Farmer Mick Miners initially assumed a massive, dark item protruding from the earth in a remote area of his property in New South Wales, Australia, was a dead tree. But upon closer examination and confirmation from experts, he discovered that it had come from space. Later, the Australian Space Agency (ASA) claimed that a SpaceX capsule was responsible.
The discovery was called “unusual” and “interesting” by experts, who added that similar occurrences might grow more frequent. The object made its landing on July 9 in a wide region of fields, but Mr. Miners did not find it until several weeks afterwards.
Following the discovery of two other pieces close by, the ASA urged anyone who stumbled across additional fragments to get in touch with a debris hotline established up by SpaceX. An astronomer from the Australian National University named Dr. Brad Tucker was asked to investigate the object. He is frequently asked to investigate similar finds, the great majority of which turn out not to be space junk. In a video posted online, he stated, “This has been super exciting to see this all up close, I’ve never seen a piece of space junk fall like this,”
The UK’s Warwick University’s Don Pollacco, an astrophysics professor, concurred that it was extremely uncommon for space debris to impact the ground. Every day, things from space fall to Earth, but the vast majority of them, he continued, end up in the oceans, which cover the majority of the world.
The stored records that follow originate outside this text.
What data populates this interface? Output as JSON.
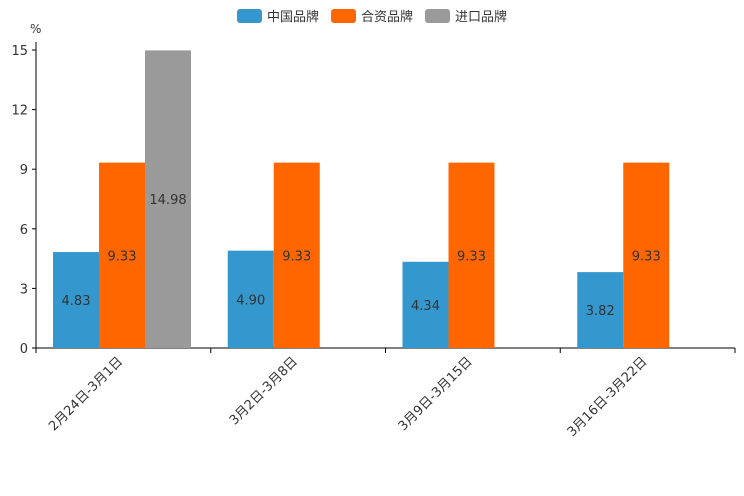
{
  "chart_data": {
    "type": "bar",
    "title": "",
    "xlabel": "",
    "ylabel": "%",
    "ylim": [
      0,
      15
    ],
    "yticks": [
      0,
      3,
      6,
      9,
      12,
      15
    ],
    "categories": [
      "2月24日-3月1日",
      "3月2日-3月8日",
      "3月9日-3月15日",
      "3月16日-3月22日"
    ],
    "series": [
      {
        "name": "中国品牌",
        "color": "#3498cf",
        "values": [
          4.83,
          4.9,
          4.34,
          3.82
        ],
        "labels": [
          "4.83",
          "4.90",
          "4.34",
          "3.82"
        ]
      },
      {
        "name": "合资品牌",
        "color": "#ff6600",
        "values": [
          9.33,
          9.33,
          9.33,
          9.33
        ],
        "labels": [
          "9.33",
          "9.33",
          "9.33",
          "9.33"
        ]
      },
      {
        "name": "进口品牌",
        "color": "#9a9a9a",
        "values": [
          14.98,
          null,
          null,
          null
        ],
        "labels": [
          "14.98",
          null,
          null,
          null
        ]
      }
    ],
    "legend_position": "top-center",
    "grid": false
  }
}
Additionally, the sole known instance of a person being struck was Lottie Williams, who was unharmed in 1997 in Oklahoma, US, when a piece of space debris landed on her shoulder. A Chinese rocket fragment that caused damage to structures in the Ivory Coast in 2020 is another occurrence. However, given the recent dramatic increase in the number of rockets deployed into orbit, finds on ground may become increasingly frequent.
Prof. Pollacco stated that the Sun is transitioning into a period of increased activity, which could result in more material falling to Earth. A study from Canada’s University of British Columbia, released in July, found there was a 10% chance that one or more people would be killed by space debris in the following ten years. This finding is perhaps more worrisome.
Prof. Pollacco continues, however, that the possibility of someone getting wounded is virtually zero, adding, “I don’t think people need to be frightened, the likelihood of them getting hit is unbelievably small.”